Gevechten rond waterpompen zijn deze zomer dan ook een gewoon beeld geworden in Madras, de stad die het zwaarst te lijden heeft gehad van de droogte. Voor het tweede achtereenvolgende jaar is er nauwelijks regen gevallen. Alle waterreservoirs van de stad kwamen in juli droog te staan. De gemeente moest er toe overgaan grondwaterbronnen in het kustgebied ten zuiden van Madras aan te boren. Het water werd met tankwagens naar de stad vervoerd en onder de bevolking verdeeld met behulp van rantsoenkaarten. Eind juli werd bij het pompen de kritische diepte van 20 meter bereikt, waarna er brak water naar boven kwam. Het drinkbare water rond Madras was op. Drinkwater werd vervolgens per trein binnengebracht uit verderaf gelegen gebieden van Tamil Nadu. Wat er uit de kranen in de stad komt is over het algemeen brak, onhygiënisch, kortom ondrinkbaar water. Goed drinkwater is een luxe geworden, en alleen mensen met een dikke beurs kunnen aan een ruim voldoende hoeveelheid komen. Daar moeten ze dan wel 500 tot 1000 roepies per maand voor neertellen.

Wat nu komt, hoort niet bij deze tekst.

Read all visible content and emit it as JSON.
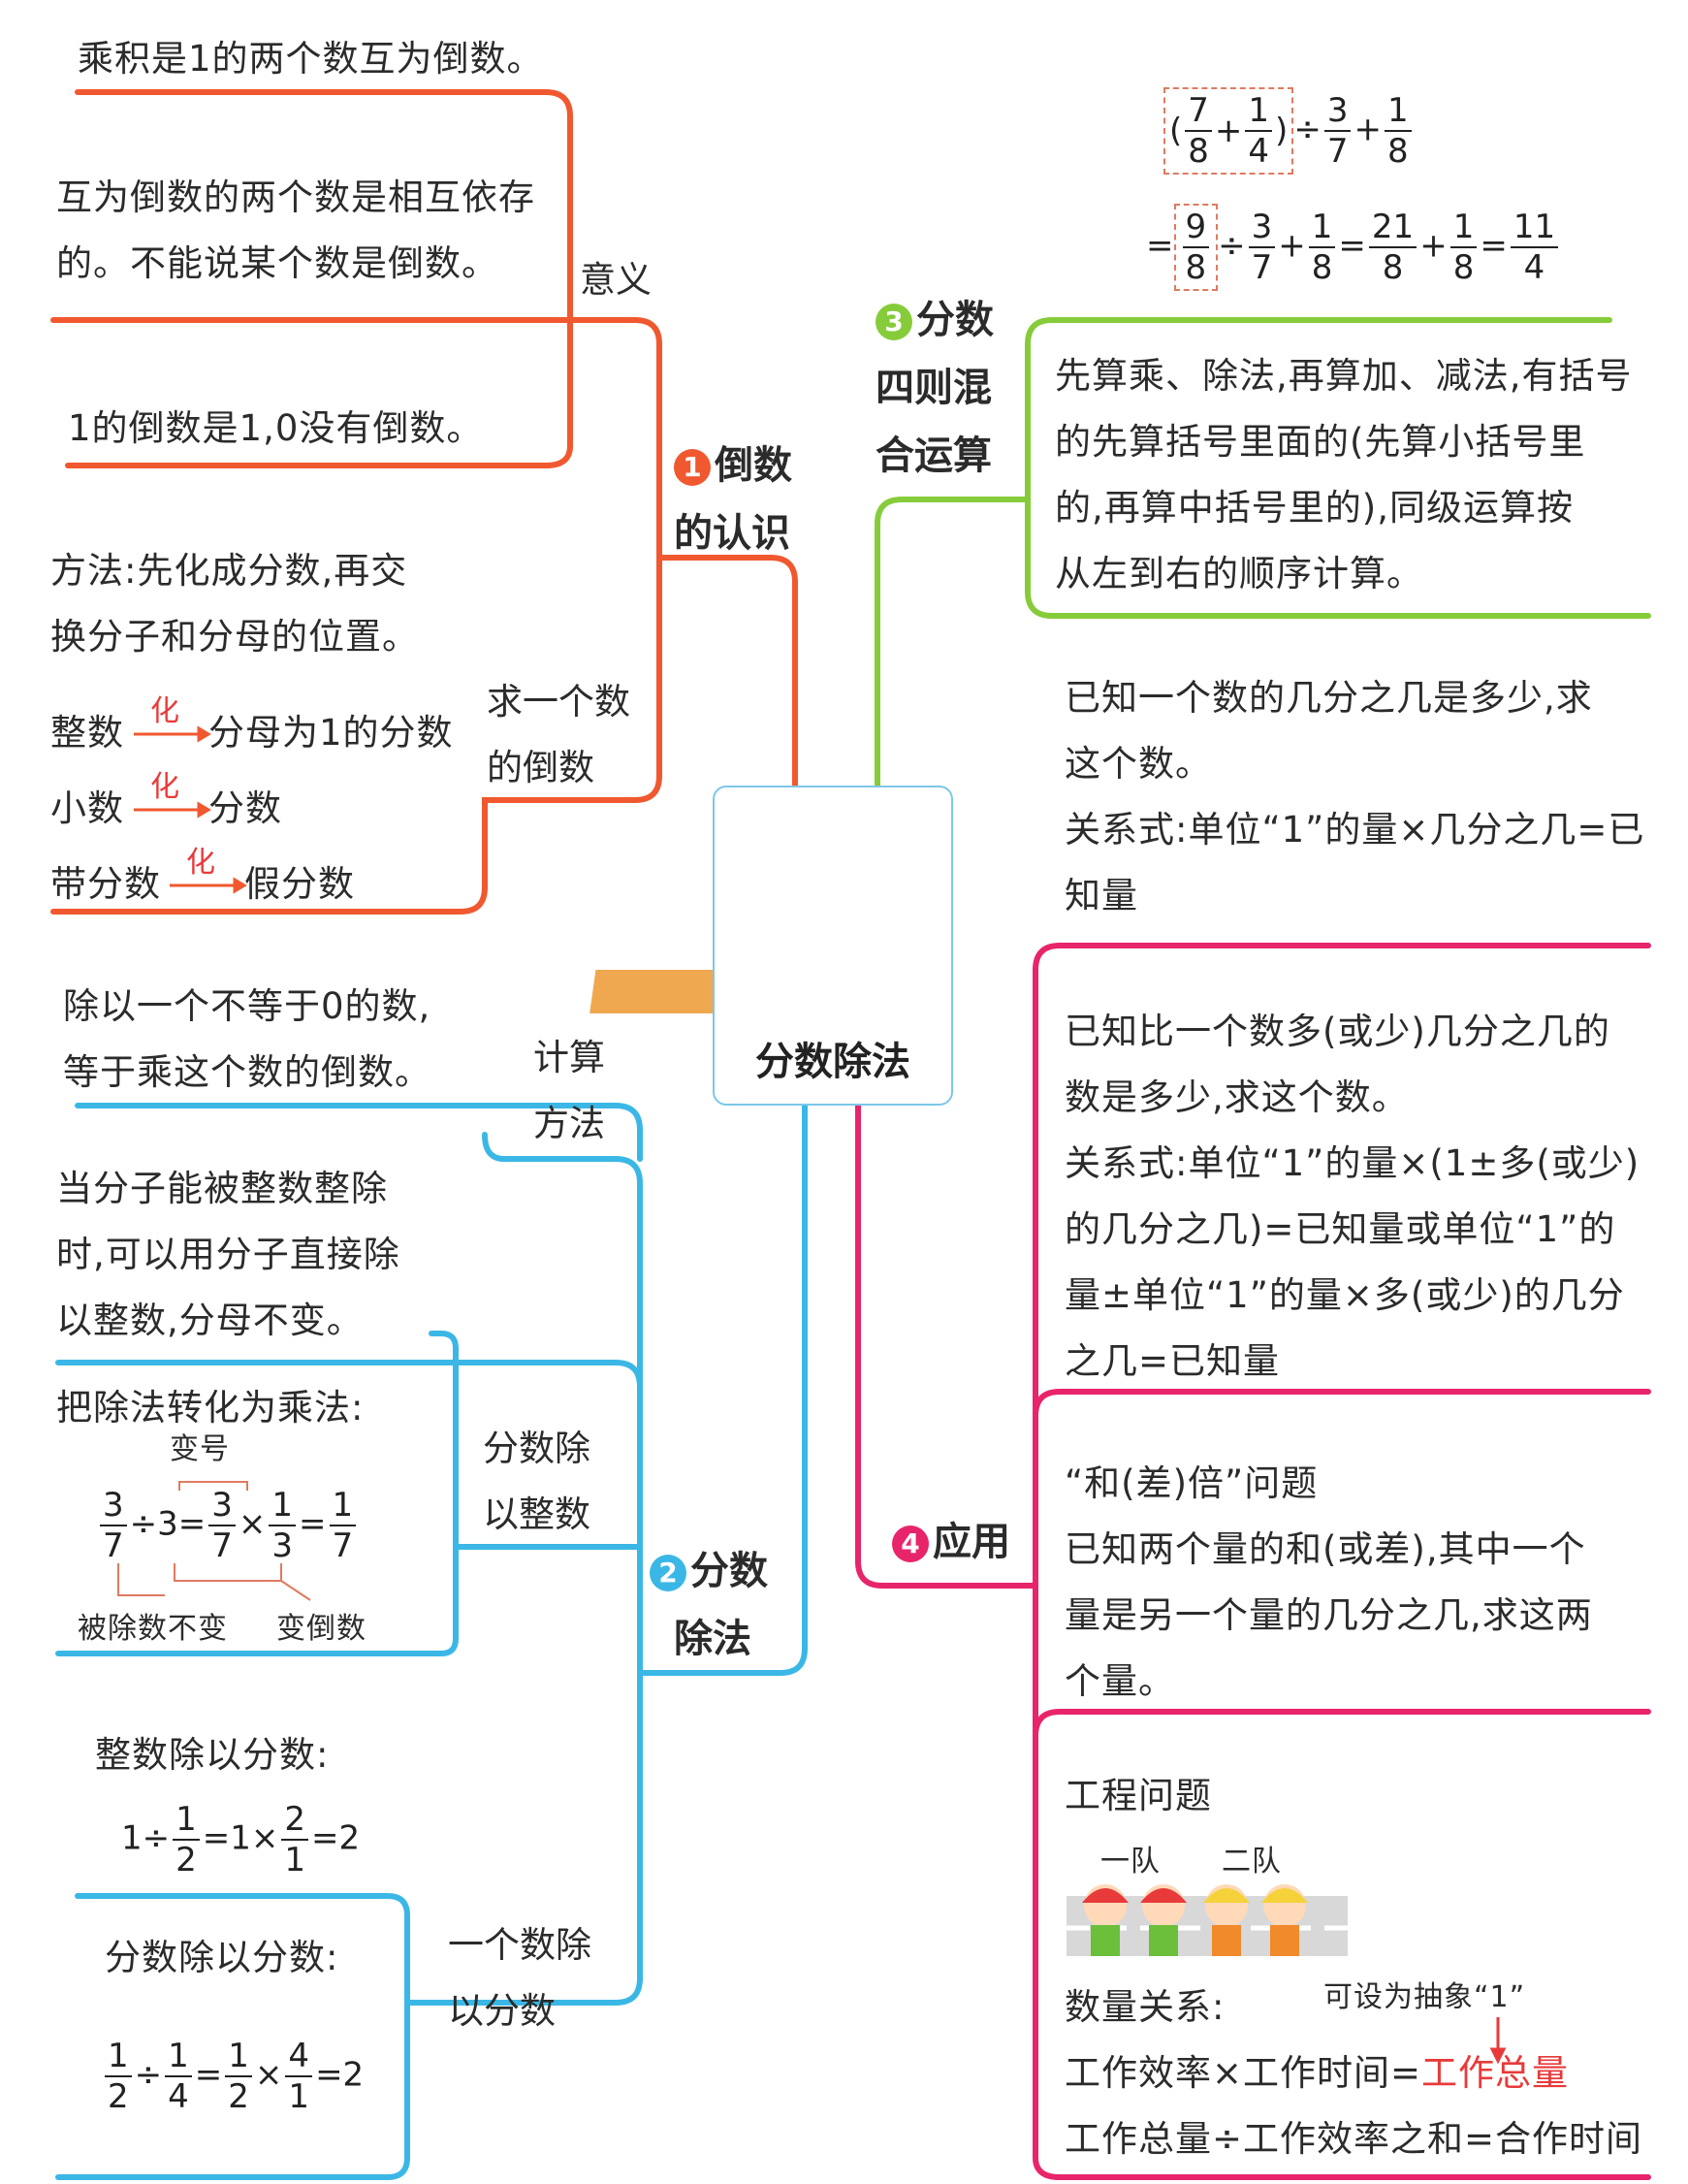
{
  "center": {
    "title": "分数除法"
  },
  "b1": {
    "num": "1",
    "title": "倒数\n的认识",
    "title_l1": "倒数",
    "title_l2": "的认识",
    "meaning_label": "意义",
    "meaning_items": [
      "乘积是1的两个数互为倒数。",
      "互为倒数的两个数是相互依存",
      "的。不能说某个数是倒数。",
      "1的倒数是1,0没有倒数。"
    ],
    "find_label_l1": "求一个数",
    "find_label_l2": "的倒数",
    "method_l1": "方法:先化成分数,再交",
    "method_l2": "换分子和分母的位置。",
    "conv": [
      {
        "from": "整数",
        "arrow": "化",
        "to": "分母为1的分数"
      },
      {
        "from": "小数",
        "arrow": "化",
        "to": "分数"
      },
      {
        "from": "带分数",
        "arrow": "化",
        "to": "假分数"
      }
    ]
  },
  "b2": {
    "num": "2",
    "title_l1": "分数",
    "title_l2": "除法",
    "calc_label_l1": "计算",
    "calc_label_l2": "方法",
    "calc_l1": "除以一个不等于0的数,",
    "calc_l2": "等于乘这个数的倒数。",
    "fi_label_l1": "分数除",
    "fi_label_l2": "以整数",
    "fi_l1": "当分子能被整数整除",
    "fi_l2": "时,可以用分子直接除",
    "fi_l3": "以整数,分母不变。",
    "fi_l4": "把除法转化为乘法:",
    "fi_bianhao": "变号",
    "fi_note1": "被除数不变",
    "fi_note2": "变倒数",
    "nf_label_l1": "一个数除",
    "nf_label_l2": "以分数",
    "nf_int": "整数除以分数:",
    "nf_frac": "分数除以分数:"
  },
  "b3": {
    "num": "3",
    "title_l1": "分数",
    "title_l2": "四则混",
    "title_l3": "合运算",
    "rule_l1": "先算乘、除法,再算加、减法,有括号",
    "rule_l2": "的先算括号里面的(先算小括号里",
    "rule_l3": "的,再算中括号里的),同级运算按",
    "rule_l4": "从左到右的顺序计算。"
  },
  "b4": {
    "num": "4",
    "title": "应用",
    "a_l1": "已知一个数的几分之几是多少,求",
    "a_l2": "这个数。",
    "a_l3": "关系式:单位“1”的量×几分之几=已",
    "a_l4": "知量",
    "b_l1": "已知比一个数多(或少)几分之几的",
    "b_l2": "数是多少,求这个数。",
    "b_l3": "关系式:单位“1”的量×(1±多(或少)",
    "b_l4": "的几分之几)=已知量或单位“1”的",
    "b_l5": "量±单位“1”的量×多(或少)的几分",
    "b_l6": "之几=已知量",
    "c_l1": "“和(差)倍”问题",
    "c_l2": "已知两个量的和(或差),其中一个",
    "c_l3": "量是另一个量的几分之几,求这两",
    "c_l4": "个量。",
    "d_l1": "工程问题",
    "team1": "一队",
    "team2": "二队",
    "d_l2": "数量关系:",
    "d_note": "可设为抽象“1”",
    "d_l3a": "工作效率×工作时间=",
    "d_l3b": "工作总量",
    "d_l4": "工作总量÷工作效率之和=合作时间"
  },
  "colors": {
    "orange": "#f0582f",
    "blue": "#3bb7e6",
    "green": "#86cc3a",
    "pink": "#e8246b"
  }
}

Over de direkte oorzaak van het uitblijven van de moessonregens in de afgelopen jaren tasten de meteorologen in het duister. Sommigen noemen als mogelijke reden zonnevlekken die de bovenste laag van de atmosfeer zouden hebben verstoord. Anderen houden het op 'El Niño', de warme golfstroom in de Stille Oceaan, waarop al vaker is gewezen als het over oorzaken van recente klimaatsveranderingen in de wereld gaat.


    Roekeloze ontbossing

Voor wat betreft faktoren die indirekt een oorzakelijke rol spelen, liggen de zaken veel duidelijker. Het natuurlijk evenwicht is in India de laatste decennia dermate verstoord dat de gevolgen onherstelbaar lijken. De belangrijkste faktor die van invloed is op het klimaat is de roekeloze ontbossing die nu al tientallen jaren aan de gang is, en die het percentage bosgrond terug heeft gebracht tot maar net boven de kritische 10%-grens (zie India Nieuwsbrief nr 44). Onder die grens gaat het klimaat definitief veranderen. India zal dan langzaam maar zeker 'verwoestijnen' en gaan lijken op haar westerburen. Maar ook nu al is er veel te weinig bosgrond over om voldoende regen aan te trekken en vast te houden. Het grondwaterpeil zakt daardoor steeds verder, en áls er dan tijdens de moesson regen valt, spoelt het water weer bijna even massaal weg als het naar beneden is komen vallen. Dit feit is de voornaamste oorzaak van de overstromingen in Noordoost-India deze zomer. Er viel daar niet veel meer regen dan normaal in die tijd van het jaar, maar de ontbossing in de Himalaya heeft tot gevolg dat het water in kolkende massa's van de berghellingen afstroomt en de rivieren doet overstromen.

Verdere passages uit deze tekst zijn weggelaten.